Background: Fenvalerate (Fen) is a synthetic pyrethroid insecticide significantly associated with an increased risk of type 2 diabetes. Tumor cells exhibit a shift in glucose metabolism, known as the Warburg effect. Accordingly, we aimed to elucidate whether Fen interferes with insulin signaling and affects hepatoma cell metabolism.
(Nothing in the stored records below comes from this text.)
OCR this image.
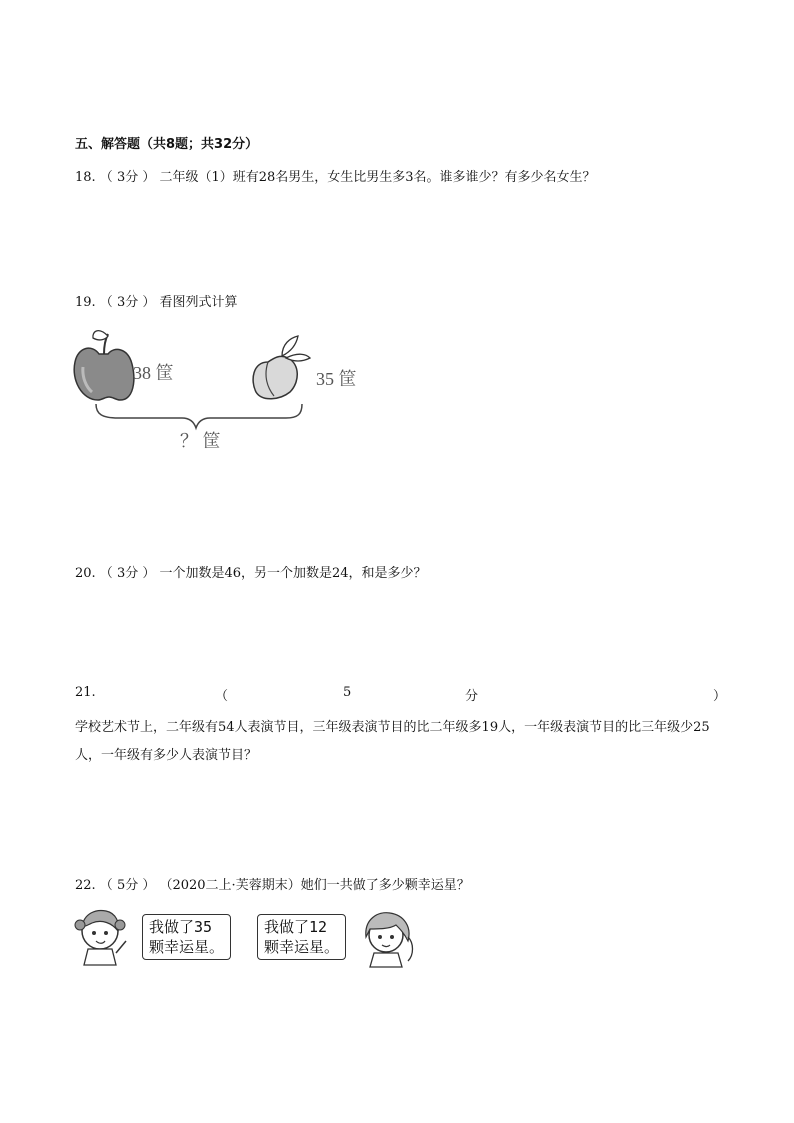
五、解答题（共8题；共32分）
18. （ 3分 ） 二年级（1）班有28名男生，女生比男生多3名。谁多谁少？有多少名女生？
19. （ 3分 ） 看图列式计算
38 筐	35 筐
？ 筐
20. （ 3分 ） 一个加数是46，另一个加数是24，和是多少？
21.	（	5	分	）
学校艺术节上，二年级有54人表演节目，三年级表演节目的比二年级多19人，一年级表演节目的比三年级少25人，一年级有多少人表演节目？
22. （ 5分 ） （2020二上·芙蓉期末）她们一共做了多少颗幸运星？
我做了35
颗幸运星。
我做了12
颗幸运星。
Methods: The cells were subjected to Fen to assess glucose uptake, acidification, oxygen consumption, and ATP production. ROS generation, mitochondrial membrane potentials, and protein expression were evaluated by flow cytometry, immunofluorescence microscopy, and western blot analyses.

Results: Our results demonstrated that Fen promotes glucose uptake, lactate production, and ATP generation in various cancer cells. Moreover, Fen enhanced insulin receptor phosphorylation and upregulated p-AKT/p-AMPK expression. Fen enhanced insulin receptor sensitivity and endocytosis via reactive oxygen species generation rather than the PP2B pathway. Additionally, the antioxidants N-acetyl-L-cysteine and ascorbic acid reversed the Fen-induced increase in glycolysis. Finally, chronic Fen exposure protected hepatoma cells against metformin-induced cell death via the AKT/AMPK pathway.

Conclusion: These findings raise concerns regarding the safety of Fen and its potential role in altering cancer cell metabolism, affecting insulin signaling and treating drug resistance, thereby necessitating further research.